At 1447 GMT the rand was 0.27% weaker at R14.82 per dollar.
Markets were in “a tentative risk-off mood as overnight developments cast a shadow over relations between China and the US,” said Andre Botha, a senior dealer at TreasuryONE.
The US Senate on Tuesday approved bills aimed at protecting human rights in Hong Kong, drawing a sharp rebuke from China and casting doubt on a thaw in tensions between the two superpowers.
Local focus now turns to the South African Reserve Bank interest rates decision on Thursday. The bank is expected to leave rates on hold at 6.5%, even though Wednesday’s data showed South African consumer inflation dropped in October to its lowest in eight years, increasing the chances of a rate cut.
On the stock market, the Top-40 index dipped 0.17% to 50 972 points and broader all-share was 0.36% lower at 57 168 points.
“Stories around this trade deal are still up in the air.

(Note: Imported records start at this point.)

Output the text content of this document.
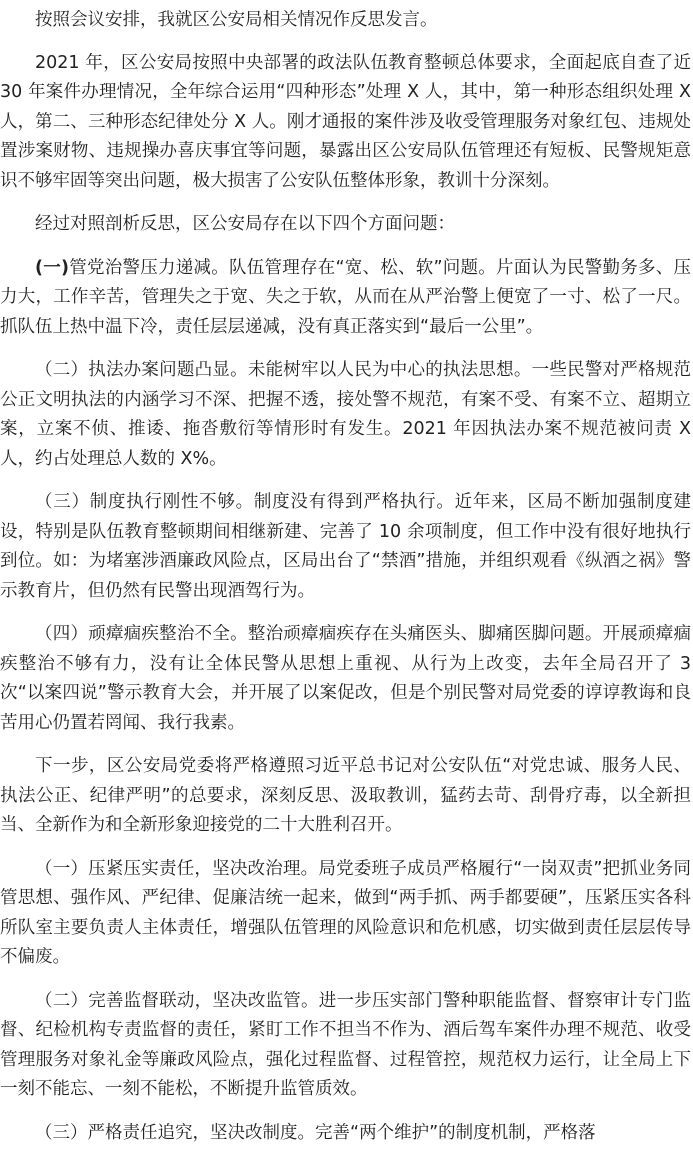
按照会议安排，我就区公安局相关情况作反思发言。

2021 年，区公安局按照中央部署的政法队伍教育整顿总体要求，全面起底自查了近 30 年案件办理情况，全年综合运用“四种形态”处理 X 人，其中，第一种形态组织处理 X 人，第二、三种形态纪律处分 X 人。刚才通报的案件涉及收受管理服务对象红包、违规处置涉案财物、违规操办喜庆事宜等问题，暴露出区公安局队伍管理还有短板、民警规矩意识不够牢固等突出问题，极大损害了公安队伍整体形象，教训十分深刻。

经过对照剖析反思，区公安局存在以下四个方面问题：

(一)管党治警压力递减。队伍管理存在“宽、松、软”问题。片面认为民警勤务多、压力大，工作辛苦，管理失之于宽、失之于软，从而在从严治警上便宽了一寸、松了一尺。抓队伍上热中温下冷，责任层层递减，没有真正落实到“最后一公里”。

（二）执法办案问题凸显。未能树牢以人民为中心的执法思想。一些民警对严格规范公正文明执法的内涵学习不深、把握不透，接处警不规范，有案不受、有案不立、超期立案，立案不侦、推诿、拖沓敷衍等情形时有发生。2021 年因执法办案不规范被问责 X 人，约占处理总人数的 X%。

（三）制度执行刚性不够。制度没有得到严格执行。近年来，区局不断加强制度建设，特别是队伍教育整顿期间相继新建、完善了 10 余项制度，但工作中没有很好地执行到位。如：为堵塞涉酒廉政风险点，区局出台了“禁酒”措施，并组织观看《纵酒之祸》警示教育片，但仍然有民警出现酒驾行为。

（四）顽瘴痼疾整治不全。整治顽瘴痼疾存在头痛医头、脚痛医脚问题。开展顽瘴痼疾整治不够有力，没有让全体民警从思想上重视、从行为上改变，去年全局召开了 3 次“以案四说”警示教育大会，并开展了以案促改，但是个别民警对局党委的谆谆教诲和良苦用心仍置若罔闻、我行我素。

下一步，区公安局党委将严格遵照习近平总书记对公安队伍“对党忠诚、服务人民、执法公正、纪律严明”的总要求，深刻反思、汲取教训，猛药去苛、刮骨疗毒，以全新担当、全新作为和全新形象迎接党的二十大胜利召开。

（一）压紧压实责任，坚决改治理。局党委班子成员严格履行“一岗双责”把抓业务同管思想、强作风、严纪律、促廉洁统一起来，做到“两手抓、两手都要硬”，压紧压实各科所队室主要负责人主体责任，增强队伍管理的风险意识和危机感，切实做到责任层层传导不偏废。

（二）完善监督联动，坚决改监管。进一步压实部门警种职能监督、督察审计专门监督、纪检机构专责监督的责任，紧盯工作不担当不作为、酒后驾车案件办理不规范、收受管理服务对象礼金等廉政风险点，强化过程监督、过程管控，规范权力运行，让全局上下一刻不能忘、一刻不能松，不断提升监管质效。

（三）严格责任追究，坚决改制度。完善“两个维护”的制度机制，严格落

It’s uncertainty which the markets don’t like,” said Independent Securities trader Ryan Woods.
Among the stocks that fell, FirstRand closed down 1.53% to R67.50 after falling more than 4% early Wednesday after its top investor, RMB Holdings (RMH), announced plans to distribute its roughly R130 billion stake in the bank to its shareholders.
Curbing further losses, Lewis Group Ltd rose 12.27% to R34.22 after it reported a rise in half-year revenue, driven by strong sales growth in the first quarter.
Yields on benchmark bonds due in 2026 fell 5.5 basis points to 8.315%.